Last year, more than 800 major weather-related disasters around the world led to over $130 billion in losses. These extreme weather events can be debilitating for businesses, as they disrupt a company’s operations, facilities, logistics, and supply chains. C2ES’ report, Weathering the Storm: Building Business Resilience to Climate Change, provides a detailed look at the current state of resilience planning among global companies and suggests some steps they can take to better assess and manage the climate change risks they will increasingly continue to face. [Check out an infographic based on the report here!]
The report finds that 90% of companies on the S&P Global 100 Index cite extreme weather and climate change as a current or future business risk and 62% indicate that they are presently experiencing the impacts of climate change or expect to in the next decade. Companies appear to be most concerned about the direct impacts of extreme weather on property, production and supplies, and indirect impacts on operational costs (e.g. higher prices for commodities or insurance). However, only a few have used climate-specific tools to assess their risks comprehensively. On the other hand, 75% of companies also say that they foresee new opportunities from a changing climate, such as drought-resistant crops.
Recommendations include creating a clearinghouse for reliable, up-to-date data and analytical tools, investing in public infrastructure and resilience, considering resilience needs in regulation, and setting up voluntary public-private partnerships to improve planning.
Does this mean companies will be taking a more proactive role in climate policy? The Harvard Business Review believes so.

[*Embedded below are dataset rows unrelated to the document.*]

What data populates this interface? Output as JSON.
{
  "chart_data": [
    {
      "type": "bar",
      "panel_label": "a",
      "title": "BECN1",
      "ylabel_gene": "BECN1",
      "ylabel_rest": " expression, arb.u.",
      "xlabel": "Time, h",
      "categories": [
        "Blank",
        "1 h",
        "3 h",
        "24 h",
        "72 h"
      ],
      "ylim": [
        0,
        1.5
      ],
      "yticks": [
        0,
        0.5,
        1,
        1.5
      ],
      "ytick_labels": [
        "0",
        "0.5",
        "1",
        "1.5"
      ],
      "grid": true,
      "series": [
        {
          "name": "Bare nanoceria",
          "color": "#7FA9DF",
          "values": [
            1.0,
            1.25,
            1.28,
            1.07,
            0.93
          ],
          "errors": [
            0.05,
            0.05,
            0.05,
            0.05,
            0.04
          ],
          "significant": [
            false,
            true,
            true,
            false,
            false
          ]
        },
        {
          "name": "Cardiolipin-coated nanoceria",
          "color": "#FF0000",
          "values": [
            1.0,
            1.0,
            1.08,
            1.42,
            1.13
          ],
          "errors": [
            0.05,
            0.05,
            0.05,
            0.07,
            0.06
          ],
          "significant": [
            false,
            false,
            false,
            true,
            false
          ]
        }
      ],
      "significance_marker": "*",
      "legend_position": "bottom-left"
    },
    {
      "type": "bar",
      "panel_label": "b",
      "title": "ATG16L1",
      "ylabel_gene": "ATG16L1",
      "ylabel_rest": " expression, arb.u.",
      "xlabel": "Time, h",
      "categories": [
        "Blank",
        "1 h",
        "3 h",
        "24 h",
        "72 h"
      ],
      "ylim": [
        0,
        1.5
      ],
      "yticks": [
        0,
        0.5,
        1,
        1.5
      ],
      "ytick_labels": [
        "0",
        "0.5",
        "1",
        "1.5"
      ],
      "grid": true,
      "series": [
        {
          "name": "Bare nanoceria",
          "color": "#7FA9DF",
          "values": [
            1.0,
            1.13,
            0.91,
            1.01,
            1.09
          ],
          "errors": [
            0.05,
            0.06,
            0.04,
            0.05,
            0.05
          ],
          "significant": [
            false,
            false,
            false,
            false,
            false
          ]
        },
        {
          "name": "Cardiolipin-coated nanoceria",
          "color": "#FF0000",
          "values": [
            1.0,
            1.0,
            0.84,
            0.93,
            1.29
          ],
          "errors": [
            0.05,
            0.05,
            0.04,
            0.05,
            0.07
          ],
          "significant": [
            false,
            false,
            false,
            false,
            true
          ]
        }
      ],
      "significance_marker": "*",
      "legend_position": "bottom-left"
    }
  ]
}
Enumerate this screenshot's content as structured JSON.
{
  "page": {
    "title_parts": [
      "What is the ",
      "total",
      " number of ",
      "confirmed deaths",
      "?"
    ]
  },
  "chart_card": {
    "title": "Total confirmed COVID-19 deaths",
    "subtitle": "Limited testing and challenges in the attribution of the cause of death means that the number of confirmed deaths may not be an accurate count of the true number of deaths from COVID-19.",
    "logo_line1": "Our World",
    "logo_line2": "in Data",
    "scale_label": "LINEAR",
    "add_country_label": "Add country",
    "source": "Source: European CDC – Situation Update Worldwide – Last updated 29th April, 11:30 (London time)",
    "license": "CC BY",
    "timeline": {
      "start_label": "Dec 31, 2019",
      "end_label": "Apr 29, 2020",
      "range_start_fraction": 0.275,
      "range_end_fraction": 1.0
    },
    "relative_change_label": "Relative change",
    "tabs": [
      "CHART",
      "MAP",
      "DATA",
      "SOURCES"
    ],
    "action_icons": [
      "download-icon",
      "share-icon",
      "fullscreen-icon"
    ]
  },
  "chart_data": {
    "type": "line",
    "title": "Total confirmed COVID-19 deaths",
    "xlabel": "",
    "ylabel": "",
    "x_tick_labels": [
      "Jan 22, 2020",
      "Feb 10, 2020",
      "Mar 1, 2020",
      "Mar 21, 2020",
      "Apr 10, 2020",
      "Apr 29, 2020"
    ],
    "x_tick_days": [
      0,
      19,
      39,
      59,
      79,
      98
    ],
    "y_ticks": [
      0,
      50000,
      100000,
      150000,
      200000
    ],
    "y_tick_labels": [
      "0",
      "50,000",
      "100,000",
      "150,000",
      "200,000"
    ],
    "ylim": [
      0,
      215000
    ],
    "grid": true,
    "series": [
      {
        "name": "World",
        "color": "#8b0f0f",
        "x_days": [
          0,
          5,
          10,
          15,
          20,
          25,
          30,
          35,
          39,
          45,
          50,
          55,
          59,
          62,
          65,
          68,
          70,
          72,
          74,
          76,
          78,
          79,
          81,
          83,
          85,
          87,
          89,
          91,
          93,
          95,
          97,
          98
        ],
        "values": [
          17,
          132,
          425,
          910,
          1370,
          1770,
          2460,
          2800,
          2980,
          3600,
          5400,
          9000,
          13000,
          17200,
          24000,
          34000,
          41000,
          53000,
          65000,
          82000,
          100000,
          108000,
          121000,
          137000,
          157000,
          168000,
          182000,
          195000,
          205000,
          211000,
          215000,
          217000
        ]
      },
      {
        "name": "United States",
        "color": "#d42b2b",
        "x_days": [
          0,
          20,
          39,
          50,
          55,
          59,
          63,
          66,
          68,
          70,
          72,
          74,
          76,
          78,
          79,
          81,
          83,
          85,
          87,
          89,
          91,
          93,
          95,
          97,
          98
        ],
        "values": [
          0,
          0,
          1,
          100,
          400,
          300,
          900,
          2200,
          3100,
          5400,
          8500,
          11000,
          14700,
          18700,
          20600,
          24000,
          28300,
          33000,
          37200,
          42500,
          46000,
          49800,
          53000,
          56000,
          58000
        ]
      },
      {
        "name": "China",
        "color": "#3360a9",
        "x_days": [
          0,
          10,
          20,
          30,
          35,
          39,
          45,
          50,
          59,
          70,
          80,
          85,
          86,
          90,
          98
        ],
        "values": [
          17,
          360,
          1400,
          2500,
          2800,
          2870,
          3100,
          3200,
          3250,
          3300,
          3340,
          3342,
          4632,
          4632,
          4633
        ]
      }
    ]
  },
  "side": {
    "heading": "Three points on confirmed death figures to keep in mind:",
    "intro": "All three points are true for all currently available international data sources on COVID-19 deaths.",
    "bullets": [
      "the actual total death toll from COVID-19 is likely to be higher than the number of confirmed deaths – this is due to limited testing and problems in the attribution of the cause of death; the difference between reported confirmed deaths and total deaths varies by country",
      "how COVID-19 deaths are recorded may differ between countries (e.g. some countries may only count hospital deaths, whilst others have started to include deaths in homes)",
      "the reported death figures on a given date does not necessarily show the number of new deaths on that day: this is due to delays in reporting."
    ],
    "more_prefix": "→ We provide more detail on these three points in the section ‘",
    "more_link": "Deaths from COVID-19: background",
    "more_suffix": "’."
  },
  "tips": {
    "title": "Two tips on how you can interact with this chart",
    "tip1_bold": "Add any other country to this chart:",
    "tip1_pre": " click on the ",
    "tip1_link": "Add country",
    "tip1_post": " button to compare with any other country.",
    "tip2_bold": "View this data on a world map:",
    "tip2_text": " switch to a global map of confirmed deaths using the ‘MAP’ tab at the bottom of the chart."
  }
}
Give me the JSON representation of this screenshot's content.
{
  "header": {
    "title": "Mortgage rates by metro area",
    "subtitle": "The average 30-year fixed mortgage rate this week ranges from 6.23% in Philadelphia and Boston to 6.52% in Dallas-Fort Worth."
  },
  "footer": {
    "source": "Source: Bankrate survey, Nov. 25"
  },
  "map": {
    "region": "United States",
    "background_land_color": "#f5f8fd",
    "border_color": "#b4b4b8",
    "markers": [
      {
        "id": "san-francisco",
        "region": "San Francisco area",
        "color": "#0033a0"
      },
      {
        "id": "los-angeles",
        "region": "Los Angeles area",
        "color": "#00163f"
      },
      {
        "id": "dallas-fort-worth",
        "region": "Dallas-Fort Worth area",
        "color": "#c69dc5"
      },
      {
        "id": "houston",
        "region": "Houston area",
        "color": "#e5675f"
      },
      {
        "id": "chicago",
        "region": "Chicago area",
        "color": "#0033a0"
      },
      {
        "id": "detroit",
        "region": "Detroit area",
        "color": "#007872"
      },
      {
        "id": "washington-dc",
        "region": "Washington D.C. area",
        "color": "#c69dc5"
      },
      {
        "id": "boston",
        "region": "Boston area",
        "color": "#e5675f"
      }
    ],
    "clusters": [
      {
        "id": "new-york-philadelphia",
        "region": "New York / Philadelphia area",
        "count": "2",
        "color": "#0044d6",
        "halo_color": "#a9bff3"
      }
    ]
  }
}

In a recent blog post about the Climate Declaration (from Business for Innovative Climate & Energy Policy, a project of Ceres), which states that “tackling climate change is one of America’s greatest opportunities of the 21st century,” they write that this fresh attempt at encouraging companies to lobby for climate action is gaining steam, especially after President Obama’s climate speech in June. They suggest that many corporate leaders see climate change as a risk today and that it makes strategic sense to engage in the discussion now. Leading companies realize that taking action on climate change will save money, improve efficiency, and drive innovation – keeping their country competitive in the global market.